Los informes: Desigualdad, pobreza y exclusión social en Canarias. Análisis de su incidencia y distribución entre la población canaria (publicado en 2017) y Desigualdad de oportunidades y movilidad intergeneracional en Canarias  (publicado en 2018), no dejan pie a la duda.


Los investigadores sociales, también los economistas, estamos acostumbrados a que en torno a cualquier acontecimiento o problema social surjan interpretaciones alternativas.
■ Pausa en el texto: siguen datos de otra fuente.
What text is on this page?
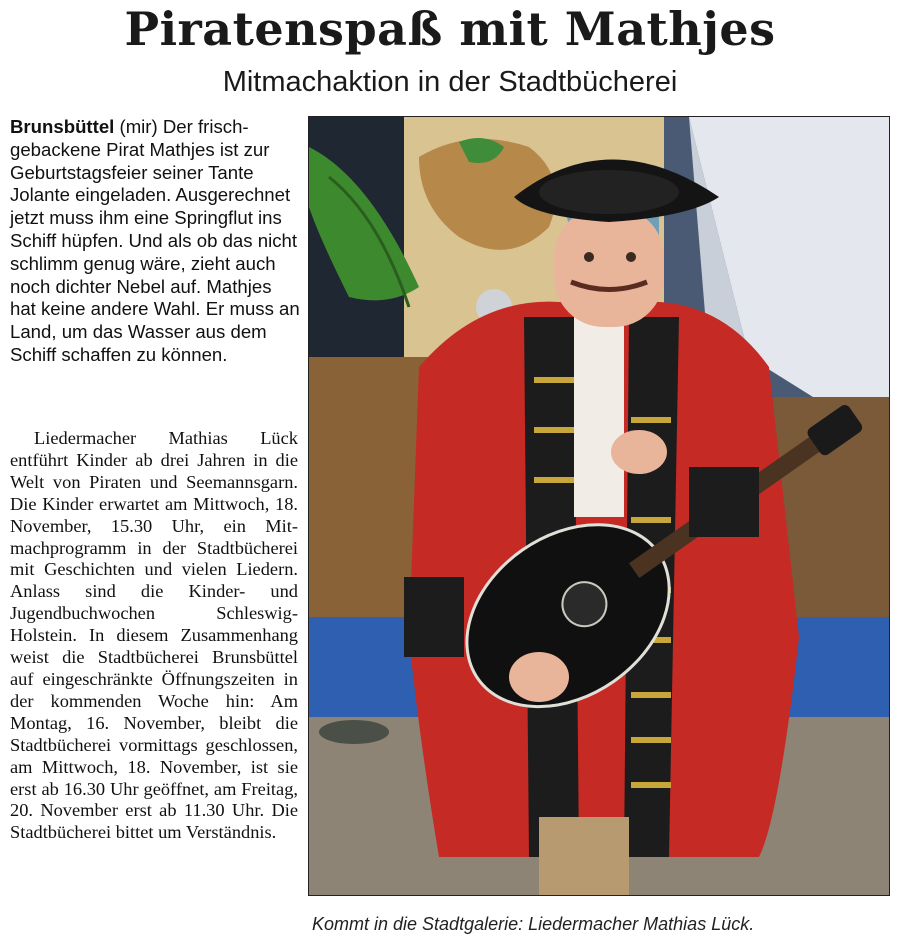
Piratenspaß mit Mathjes
Mitmachaktion in der Stadtbücherei

Brunsbüttel (mir) Der frischgebackene Pirat Mathjes ist zur Geburtstagsfeier seiner Tante Jolante eingeladen. Ausgerechnet jetzt muss ihm eine Springflut ins Schiff hüpfen. Und als ob das nicht schlimm genug wäre, zieht auch noch dichter Nebel auf. Mathjes hat keine andere Wahl. Er muss an Land, um das Wasser aus dem Schiff schaffen zu können.

Liedermacher Mathias Lück entführt Kinder ab drei Jahren in die Welt von Piraten und Seemannsgarn. Die Kinder erwartet am Mittwoch, 18. November, 15.30 Uhr, ein Mitmachprogramm in der Stadtbücherei mit Geschichten und vielen Liedern. Anlass sind die Kinder- und Jugendbuchwochen Schleswig-Holstein. In diesem Zusammenhang weist die Stadtbücherei Brunsbüttel auf eingeschränkte Öffnungszeiten in der kommenden Woche hin: Am Montag, 16. November, bleibt die Stadtbücherei vormittags geschlossen, am Mittwoch, 18. November, ist sie erst ab 16.30 Uhr geöffnet, am Freitag, 20. November erst ab 11.30 Uhr. Die Stadtbücherei bittet um Verständnis.

Kommt in die Stadtgalerie: Liedermacher Mathias Lück.
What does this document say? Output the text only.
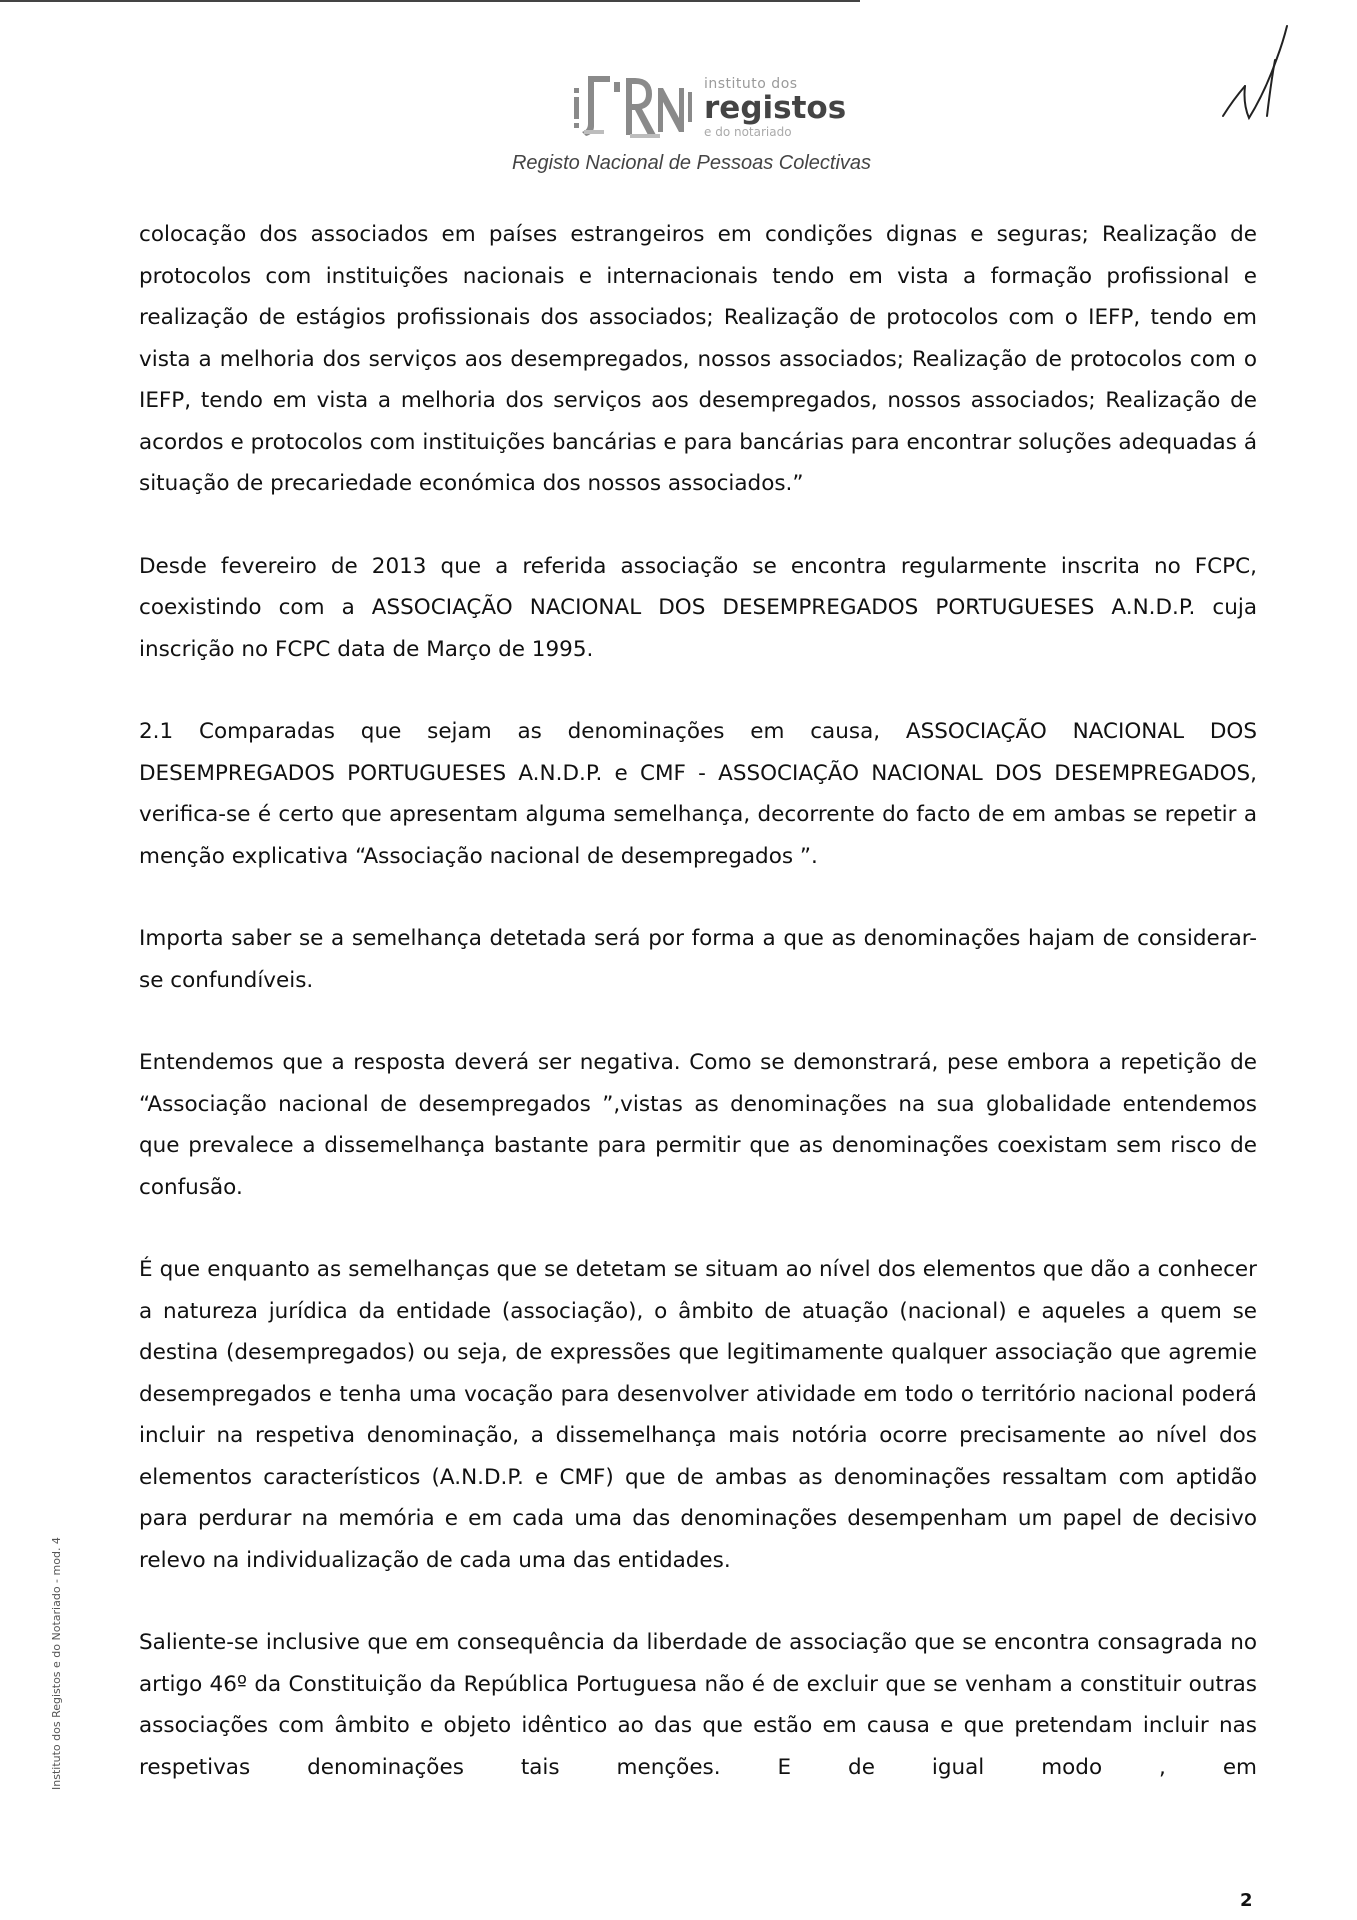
instituto dos
registos
e do notariado
Registo Nacional de Pessoas Colectivas

colocação dos associados em países estrangeiros em condições dignas e seguras; Realização de protocolos com instituições nacionais e internacionais tendo em vista a formação profissional e realização de estágios profissionais dos associados; Realização de protocolos com o IEFP, tendo em vista a melhoria dos serviços aos desempregados, nossos associados; Realização de protocolos com o IEFP, tendo em vista a melhoria dos serviços aos desempregados, nossos associados; Realização de acordos e protocolos com instituições bancárias e para bancárias para encontrar soluções adequadas á situação de precariedade económica dos nossos associados.”

Desde fevereiro de 2013 que a referida associação se encontra regularmente inscrita no FCPC, coexistindo com a ASSOCIAÇÃO NACIONAL DOS DESEMPREGADOS PORTUGUESES A.N.D.P. cuja inscrição no FCPC data de Março de 1995.

2.1 Comparadas que sejam as denominações em causa, ASSOCIAÇÃO NACIONAL DOS DESEMPREGADOS PORTUGUESES A.N.D.P. e CMF - ASSOCIAÇÃO NACIONAL DOS DESEMPREGADOS, verifica-se é certo que apresentam alguma semelhança, decorrente do facto de em ambas se repetir a menção explicativa “Associação nacional de desempregados ”.

Importa saber se a semelhança detetada será por forma a que as denominações hajam de considerar-se confundíveis.

Entendemos que a resposta deverá ser negativa. Como se demonstrará, pese embora a repetição de “Associação nacional de desempregados ”,vistas as denominações na sua globalidade entendemos que prevalece a dissemelhança bastante para permitir que as denominações coexistam sem risco de confusão.

É que enquanto as semelhanças que se detetam se situam ao nível dos elementos que dão a conhecer a natureza jurídica da entidade (associação), o âmbito de atuação (nacional) e aqueles a quem se destina (desempregados) ou seja, de expressões que legitimamente qualquer associação que agremie desempregados e tenha uma vocação para desenvolver atividade em todo o território nacional poderá incluir na respetiva denominação, a dissemelhança mais notória ocorre precisamente ao nível dos elementos característicos (A.N.D.P. e CMF) que de ambas as denominações ressaltam com aptidão para perdurar na memória e em cada uma das denominações desempenham um papel de decisivo relevo na individualização de cada uma das entidades.

Saliente-se inclusive que em consequência da liberdade de associação que se encontra consagrada no artigo 46º da Constituição da República Portuguesa não é de excluir que se venham a constituir outras associações com âmbito e objeto idêntico ao das que estão em causa e que pretendam incluir nas respetivas denominações tais menções. E de igual modo , em

Instituto dos Registos e do Notariado - mod. 4
2
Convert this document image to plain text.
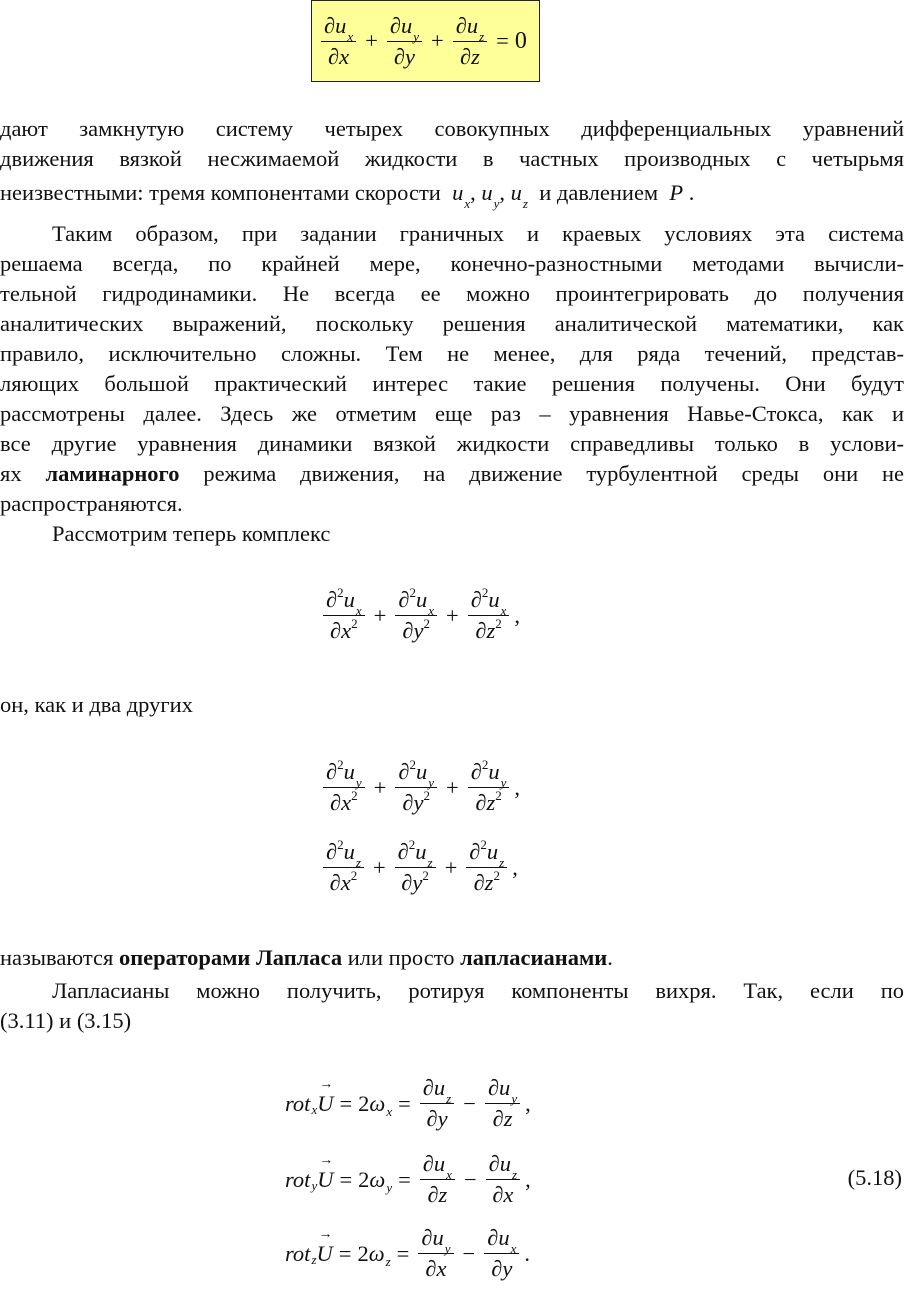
$\frac{\partial u_x}{\partial x} + \frac{\partial u_y}{\partial y} + \frac{\partial u_z}{\partial z} = 0$
дают замкнутую систему четырех совокупных дифференциальных уравнений
движения вязкой несжимаемой жидкости в частных производных с четырьмя
неизвестными: тремя компонентами скорости $u_x$, $u_y$, $u_z$ и давлением P .
Таким образом, при задании граничных и краевых условиях эта система
решаема всегда, по крайней мере, конечно-разностными методами вычисли-
тельной гидродинамики. Не всегда ее можно проинтегрировать до получения
аналитических выражений, поскольку решения аналитической математики, как
правило, исключительно сложны. Тем не менее, для ряда течений, представ-
ляющих большой практический интерес такие решения получены. Они будут
рассмотрены далее. Здесь же отметим еще раз – уравнения Навье-Стокса, как и
все другие уравнения динамики вязкой жидкости справедливы только в услови-
ях ламинарного режима движения, на движение турбулентной среды они не
распространяются.
Рассмотрим теперь комплекс
$\frac{\partial^2u_x}{\partial x^2} + \frac{\partial^2u_x}{\partial y^2} + \frac{\partial^2u_x}{\partial z^2}$ ,
он, как и два других
$\frac{\partial^2u_y}{\partial x^2} + \frac{\partial^2u_y}{\partial y^2} + \frac{\partial^2u_y}{\partial z^2}$ ,
$\frac{\partial^2u_z}{\partial x^2} + \frac{\partial^2u_z}{\partial y^2} + \frac{\partial^2u_z}{\partial z^2}$ ,
называются операторами Лапласа или просто лапласианами.
Лапласианы можно получить, ротируя компоненты вихря. Так, если по
(3.11) и (3.15)
rot x → U = 2 ω $x = \frac{\partial u_z}{\partial y} - \frac{\partial u_y}{\partial z}$ ,
rot y → U = 2 ω $y = \frac{\partial u_x}{\partial z} - \frac{\partial u_z}{\partial x}$ ,
rot z → U = 2 ω $z = \frac{\partial u_y}{\partial x} - \frac{\partial u_x}{\partial y}$ .
(5.18)
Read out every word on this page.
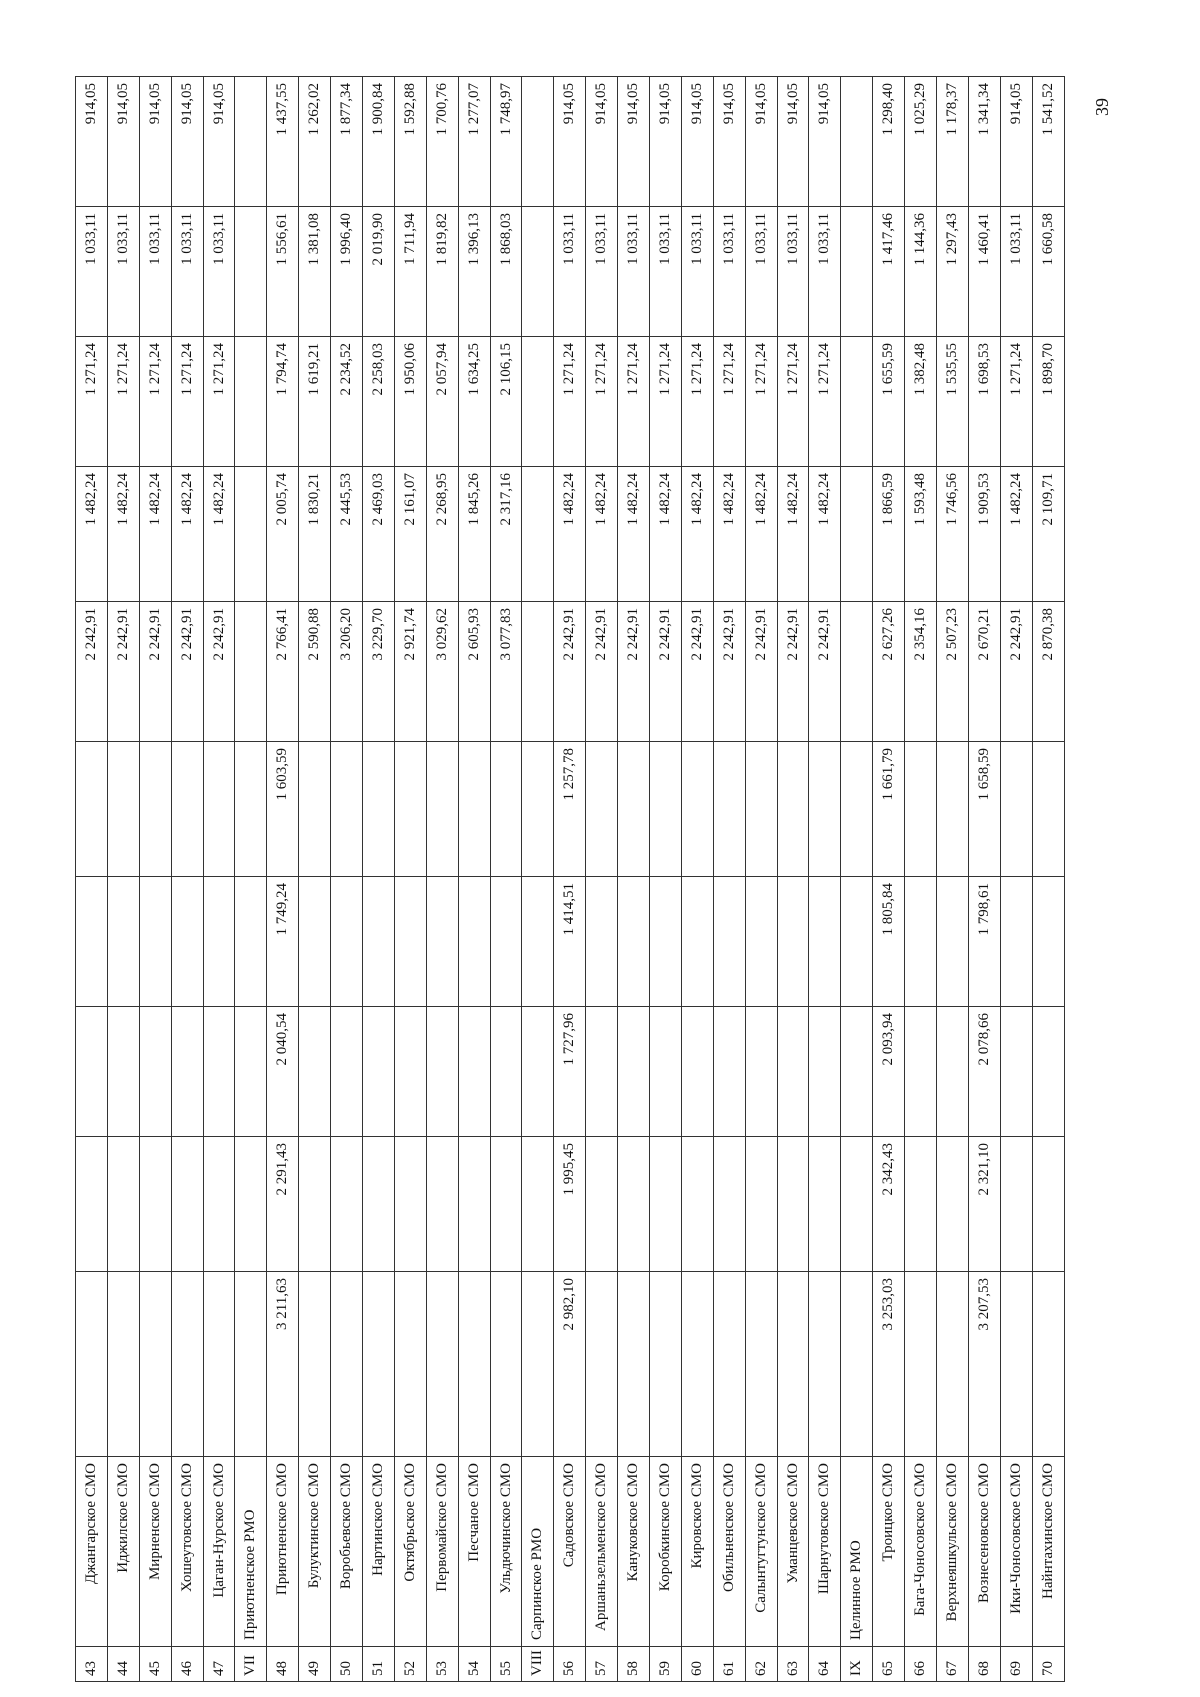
43	Джангарское СМО						2 242,91	1 482,24	1 271,24	1 033,11	914,05
44	Иджилское СМО						2 242,91	1 482,24	1 271,24	1 033,11	914,05
45	Мирненское СМО						2 242,91	1 482,24	1 271,24	1 033,11	914,05
46	Хошеутовское СМО						2 242,91	1 482,24	1 271,24	1 033,11	914,05
47	Цаган-Нурское СМО						2 242,91	1 482,24	1 271,24	1 033,11	914,05
VII	Приютненское РМО										
48	Приютненское СМО	3 211,63	2 291,43	2 040,54	1 749,24	1 603,59	2 766,41	2 005,74	1 794,74	1 556,61	1 437,55
49	Булуктинское СМО						2 590,88	1 830,21	1 619,21	1 381,08	1 262,02
50	Воробьевское СМО						3 206,20	2 445,53	2 234,52	1 996,40	1 877,34
51	Нартинское СМО						3 229,70	2 469,03	2 258,03	2 019,90	1 900,84
52	Октябрьское СМО						2 921,74	2 161,07	1 950,06	1 711,94	1 592,88
53	Первомайское СМО						3 029,62	2 268,95	2 057,94	1 819,82	1 700,76
54	Песчаное СМО						2 605,93	1 845,26	1 634,25	1 396,13	1 277,07
55	Ульдючинское СМО						3 077,83	2 317,16	2 106,15	1 868,03	1 748,97
VIII	Сарпинское РМО										
56	Садовское СМО	2 982,10	1 995,45	1 727,96	1 414,51	1 257,78	2 242,91	1 482,24	1 271,24	1 033,11	914,05
57	Аршаньзельменское СМО						2 242,91	1 482,24	1 271,24	1 033,11	914,05
58	Кануковское СМО						2 242,91	1 482,24	1 271,24	1 033,11	914,05
59	Коробкинское СМО						2 242,91	1 482,24	1 271,24	1 033,11	914,05
60	Кировское СМО						2 242,91	1 482,24	1 271,24	1 033,11	914,05
61	Обильненское СМО						2 242,91	1 482,24	1 271,24	1 033,11	914,05
62	Салынтугтунское СМО						2 242,91	1 482,24	1 271,24	1 033,11	914,05
63	Уманцевское СМО						2 242,91	1 482,24	1 271,24	1 033,11	914,05
64	Шарнутовское СМО						2 242,91	1 482,24	1 271,24	1 033,11	914,05
IX	Целинное РМО										
65	Троицкое СМО	3 253,03	2 342,43	2 093,94	1 805,84	1 661,79	2 627,26	1 866,59	1 655,59	1 417,46	1 298,40
66	Бага-Чоносовское СМО						2 354,16	1 593,48	1 382,48	1 144,36	1 025,29
67	Верхнеяшкульское СМО						2 507,23	1 746,56	1 535,55	1 297,43	1 178,37
68	Вознесеновское СМО	3 207,53	2 321,10	2 078,66	1 798,61	1 658,59	2 670,21	1 909,53	1 698,53	1 460,41	1 341,34
69	Ики-Чоносовское СМО						2 242,91	1 482,24	1 271,24	1 033,11	914,05
70	Найнтахинское СМО						2 870,38	2 109,71	1 898,70	1 660,58	1 541,52 39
Por eso no nos han extrañado las diferentes lecturas que la publicación de sendos informes ha generado, algunas cargadas de una enorme creatividad.

Lo que los investigadores no esperábamos es el negacionismo de algunos, aún menos cuando los que tratan de edulcorar la dimensión del problema en Canarias ocupan puestos de responsabilidad pública.

Por este motivo, he desechado, por considerarla infructífera, la idea de dedicar esta entrada al análisis de las principales estadísticas e informes disponibles sobre esta problemática en el Archipiélago.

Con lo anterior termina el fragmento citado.